Edward Goldstein, MD, and colleagues from Harvard School of Public Health looked at data collected by the CDC from 1997 to 2009. The researchers used this data to derive an estimate of the number of new influenza cases per week in the US population and a “cumulative incidence proxy (CIP) for each influenza season,” and then developed a statistical algorithm that accurately predicted the whole-season CIP for a particular strain.
The researchers reported that “all strains exhibited a negative association between their CIP for the whole season (from calendar week 40 of each year to calendar week 20 of the next year) and the CIP of the other two strains (the complementary CIP) from the start of the season up to calendar week 2 (or 3, 4 or 5) of the next year.”
The study researchers also wrote that “for the largest seasons in the data, which were dominated by A/H3N2, prediction of A/H3N2 incidence always occurred at least several weeks in advance of the peak.”
Goldstein and colleagues concluded that it is likely that routine early-season surveillance data could be used to predict the relative size of the epidemics caused by each influenza strain in the United States and in other countries where sufficient surveillance data are available.

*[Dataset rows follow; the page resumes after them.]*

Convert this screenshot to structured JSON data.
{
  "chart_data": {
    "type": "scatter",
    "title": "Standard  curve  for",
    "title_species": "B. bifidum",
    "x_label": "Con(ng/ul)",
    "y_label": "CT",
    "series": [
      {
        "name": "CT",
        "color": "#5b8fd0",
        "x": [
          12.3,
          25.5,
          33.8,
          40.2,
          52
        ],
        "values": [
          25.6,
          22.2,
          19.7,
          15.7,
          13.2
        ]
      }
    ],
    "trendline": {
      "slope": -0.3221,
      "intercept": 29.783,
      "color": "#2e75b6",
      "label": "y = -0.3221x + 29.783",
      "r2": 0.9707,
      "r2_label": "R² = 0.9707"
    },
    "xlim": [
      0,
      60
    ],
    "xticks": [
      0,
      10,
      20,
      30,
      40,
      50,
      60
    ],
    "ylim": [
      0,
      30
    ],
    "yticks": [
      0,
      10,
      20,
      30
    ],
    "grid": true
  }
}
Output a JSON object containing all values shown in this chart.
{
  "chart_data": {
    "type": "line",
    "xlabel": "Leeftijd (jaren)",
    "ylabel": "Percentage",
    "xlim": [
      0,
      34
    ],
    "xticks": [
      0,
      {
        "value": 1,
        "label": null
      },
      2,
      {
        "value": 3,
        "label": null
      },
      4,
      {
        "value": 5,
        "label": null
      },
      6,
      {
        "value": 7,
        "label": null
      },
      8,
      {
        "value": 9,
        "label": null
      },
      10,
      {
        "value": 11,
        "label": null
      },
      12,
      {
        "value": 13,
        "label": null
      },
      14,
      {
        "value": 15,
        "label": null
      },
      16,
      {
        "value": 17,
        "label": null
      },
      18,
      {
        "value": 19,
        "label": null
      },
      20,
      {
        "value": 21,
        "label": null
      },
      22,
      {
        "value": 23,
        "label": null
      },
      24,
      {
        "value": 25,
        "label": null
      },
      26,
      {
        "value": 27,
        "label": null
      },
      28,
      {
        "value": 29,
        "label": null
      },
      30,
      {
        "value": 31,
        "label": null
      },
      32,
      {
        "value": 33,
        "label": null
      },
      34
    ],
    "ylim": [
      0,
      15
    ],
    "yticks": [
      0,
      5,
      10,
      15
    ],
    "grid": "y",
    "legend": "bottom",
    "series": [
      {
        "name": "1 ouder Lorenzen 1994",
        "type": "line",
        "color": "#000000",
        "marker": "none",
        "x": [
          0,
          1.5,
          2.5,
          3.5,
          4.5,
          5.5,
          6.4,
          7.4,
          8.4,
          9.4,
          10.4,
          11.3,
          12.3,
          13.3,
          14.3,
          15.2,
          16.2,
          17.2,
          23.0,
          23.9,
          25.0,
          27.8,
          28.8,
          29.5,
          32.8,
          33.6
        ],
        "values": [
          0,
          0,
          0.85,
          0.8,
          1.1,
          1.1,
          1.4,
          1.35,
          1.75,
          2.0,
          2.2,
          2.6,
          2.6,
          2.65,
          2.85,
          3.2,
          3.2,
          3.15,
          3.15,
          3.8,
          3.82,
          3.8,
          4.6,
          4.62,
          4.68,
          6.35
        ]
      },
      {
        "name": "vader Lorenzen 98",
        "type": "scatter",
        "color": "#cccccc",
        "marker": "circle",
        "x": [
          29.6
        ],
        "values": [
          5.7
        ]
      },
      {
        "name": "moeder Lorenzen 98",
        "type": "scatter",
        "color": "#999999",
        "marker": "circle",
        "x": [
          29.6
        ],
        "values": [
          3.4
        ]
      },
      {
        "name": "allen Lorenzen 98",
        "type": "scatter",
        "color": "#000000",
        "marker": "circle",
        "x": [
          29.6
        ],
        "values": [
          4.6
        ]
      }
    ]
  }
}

Disclosures: The work was supported in part by the US National Institutes of Health Models of Infectious Disease Agent Study program. One of the study researchers, Marc Lipsitch, disclosed consulting income from the Avian/Pandemic Flu Registry (Outcome Sciences, funded in part by Roche) and from Pfizer/Wyeth and from Novartis Vaccines and Diagnostics. The other researchers reported no relevant financial disclosures.